Hotel Nodo: “naturally urban”. A hotel with façades covered in Laminam bioactive surfaces was the first building to actively combat South America’s (*) pollution in Chile’s capital. Its architect, Ricardo Stein, designed the hotel to create a building that could not only iconographically reproduce a forest inside a city (just like a landscape), but could function like a forest and purify the air – like an artificial living organism.
Laminam was the first to make this possible. The company supplied the cladding surfaces for the Hotel Nodo in Santiago, Chile making it South America’s (*) first bioactive building. The Italian company’s products treated with bioactive technology were selected by Chilean architect Ricardo Stein, who is specialised in eco-sustainable buildings, for his project. He wanted an architectural element that could aesthetically evoke nature in an artificial area while actively fighting pollution.

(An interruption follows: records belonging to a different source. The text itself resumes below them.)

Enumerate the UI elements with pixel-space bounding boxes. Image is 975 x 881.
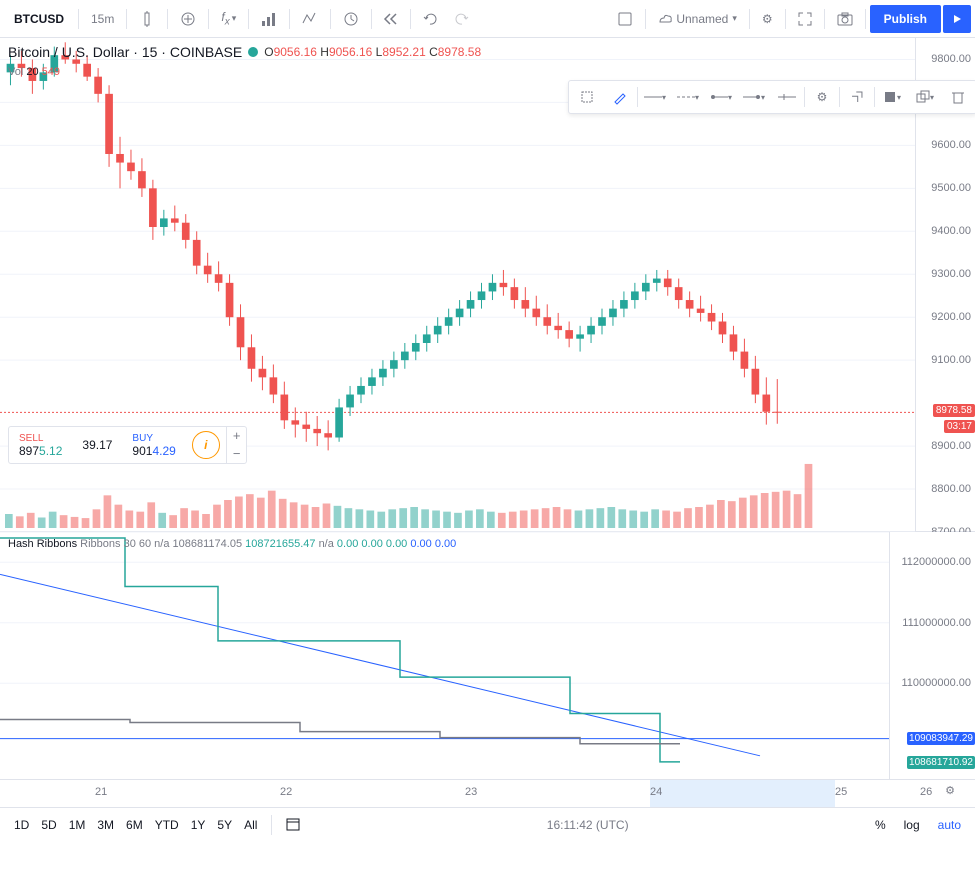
- line-style-dash-icon[interactable]: ▾: [672, 83, 704, 111]
- time-axis-tick: 21: [95, 786, 107, 798]
- spread-display: 39.17: [72, 438, 122, 452]
- volume-legend: Vol 20 549: [8, 66, 60, 78]
- draw-template-icon[interactable]: ▾: [876, 83, 908, 111]
- interval-button[interactable]: 15m: [83, 5, 122, 33]
- indicator-axis[interactable]: 112000000.00111000000.00110000000.001090…: [889, 532, 975, 779]
- quantity-plus[interactable]: +: [227, 427, 247, 445]
- redo-button[interactable]: [447, 5, 477, 33]
- sell-button[interactable]: SELL 8975.12: [9, 430, 72, 461]
- main-chart-panel[interactable]: Bitcoin / U.S. Dollar · 15 · COINBASE O9…: [0, 38, 975, 532]
- draw-clone-icon[interactable]: ▾: [909, 83, 941, 111]
- draw-order-icon[interactable]: [841, 83, 873, 111]
- axis-settings-icon[interactable]: ⚙: [945, 784, 955, 797]
- top-toolbar: BTCUSD 15m fx▾ Unnamed▾ ⚙ Publish: [0, 0, 975, 38]
- candle-style-button[interactable]: [131, 5, 163, 33]
- ohlc-display: O9056.16 H9056.16 L8952.21 C8978.58: [264, 45, 481, 59]
- extend-line-icon[interactable]: [771, 83, 803, 111]
- line-end-right-icon[interactable]: ▾: [738, 83, 770, 111]
- market-status-dot: [248, 47, 258, 57]
- drawing-toolbar: ▾ ▾ ▾ ▾ ⚙ ▾ ▾: [568, 80, 975, 114]
- time-axis-tick: 24: [650, 786, 662, 798]
- time-axis[interactable]: ⚙ 21 22 23 24 25 26: [0, 780, 975, 808]
- range-3m[interactable]: 3M: [91, 814, 120, 836]
- settings-button[interactable]: ⚙: [754, 5, 781, 33]
- time-axis-tick: 26: [920, 786, 932, 798]
- symbol-button[interactable]: BTCUSD: [4, 5, 74, 33]
- bottom-toolbar: 1D5D1M3M6MYTD1Y5YAll 16:11:42 (UTC) % lo…: [0, 808, 975, 842]
- range-all[interactable]: All: [238, 814, 263, 836]
- snapshot-button[interactable]: [829, 5, 861, 33]
- log-scale-button[interactable]: log: [898, 814, 926, 836]
- range-1m[interactable]: 1M: [63, 814, 92, 836]
- goto-date-button[interactable]: [280, 813, 306, 838]
- time-axis-tick: 22: [280, 786, 292, 798]
- play-button[interactable]: [943, 5, 971, 33]
- range-5d[interactable]: 5D: [35, 814, 62, 836]
- line-end-left-icon[interactable]: ▾: [705, 83, 737, 111]
- save-layout-button[interactable]: Unnamed▾: [650, 5, 745, 33]
- range-5y[interactable]: 5Y: [211, 814, 238, 836]
- time-axis-tick: 23: [465, 786, 477, 798]
- financials-button[interactable]: [253, 5, 285, 33]
- indicator-legend: Hash Ribbons Ribbons 30 60 n/a 108681174…: [8, 538, 456, 550]
- draw-delete-icon[interactable]: [942, 83, 974, 111]
- indicator-panel[interactable]: Hash Ribbons Ribbons 30 60 n/a 108681174…: [0, 532, 975, 780]
- time-axis-tick: 25: [835, 786, 847, 798]
- info-icon[interactable]: i: [192, 431, 220, 459]
- range-1y[interactable]: 1Y: [185, 814, 212, 836]
- gear-icon: ⚙: [762, 12, 773, 26]
- replay-button[interactable]: [376, 5, 406, 33]
- line-style-solid-icon[interactable]: ▾: [639, 83, 671, 111]
- compare-button[interactable]: [172, 5, 204, 33]
- indicators-button[interactable]: fx▾: [213, 5, 244, 33]
- chart-legend: Bitcoin / U.S. Dollar · 15 · COINBASE O9…: [8, 44, 481, 60]
- draw-select-icon[interactable]: [571, 83, 603, 111]
- range-6m[interactable]: 6M: [120, 814, 149, 836]
- fullscreen-button[interactable]: [790, 5, 820, 33]
- range-1d[interactable]: 1D: [8, 814, 35, 836]
- layout-button[interactable]: [609, 5, 641, 33]
- alert-button[interactable]: [335, 5, 367, 33]
- quantity-minus[interactable]: −: [227, 445, 247, 463]
- draw-pencil-icon[interactable]: [604, 83, 636, 111]
- auto-scale-button[interactable]: auto: [932, 814, 967, 836]
- templates-button[interactable]: [294, 5, 326, 33]
- buy-button[interactable]: BUY 9014.29: [122, 430, 185, 461]
- sell-buy-panel: SELL 8975.12 39.17 BUY 9014.29 i + −: [8, 426, 247, 464]
- time-display: 16:11:42 (UTC): [547, 818, 629, 832]
- publish-button[interactable]: Publish: [870, 5, 941, 33]
- range-ytd[interactable]: YTD: [149, 814, 185, 836]
- draw-settings-icon[interactable]: ⚙: [806, 83, 838, 111]
- chart-title: Bitcoin / U.S. Dollar · 15 · COINBASE: [8, 44, 242, 60]
- pct-scale-button[interactable]: %: [869, 814, 892, 836]
- undo-button[interactable]: [415, 5, 445, 33]
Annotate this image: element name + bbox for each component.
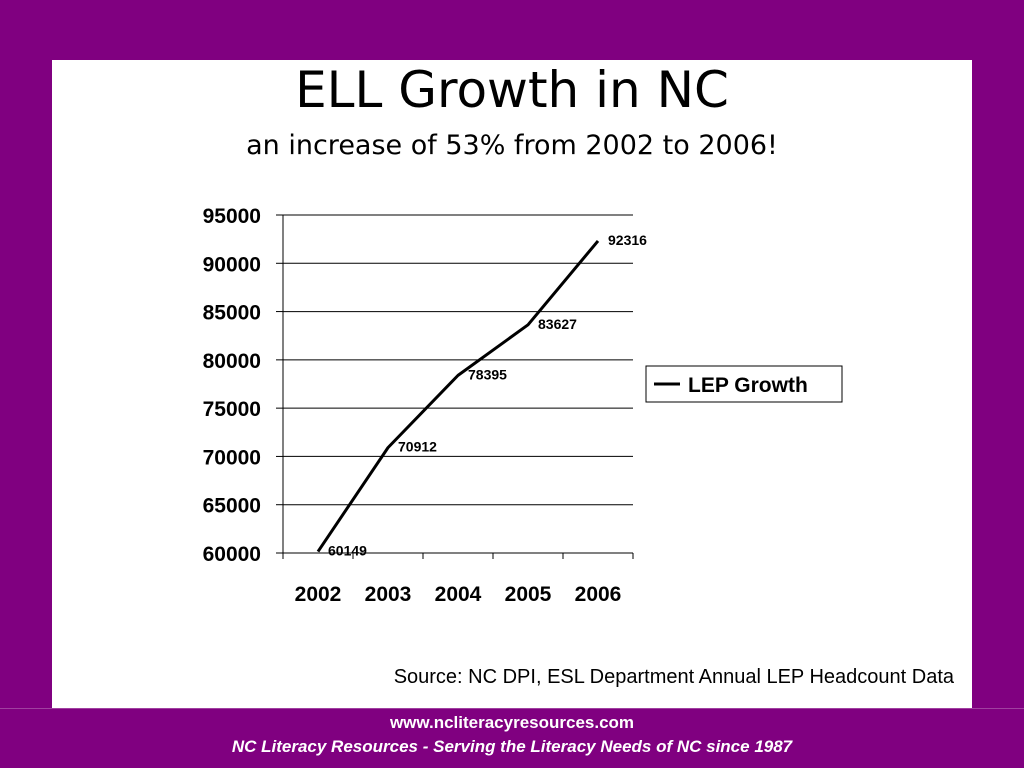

Stein explained, “Chile is presented to other countries as a land of landscapes. The Hotel Nodo attempts to iconographically represent landscapes as an element of differentiation, and satisfy the search for unique new experiences for people who temporarily live in a hotel. At the same time, the hotel was built with the intention of artificially reproducing nature and not only for aesthetic reasons. The goal was to create a structure associated with the idea of being a living organism.” To reach his goal, Stein did not choose a design solution that involved natural materials (stone and wood) or the creation of architectural spaces where trees could grow, like Stefano Boeri’s famous “Bosco Verticale” in Milan. Stein opted for a conceptual solution instead.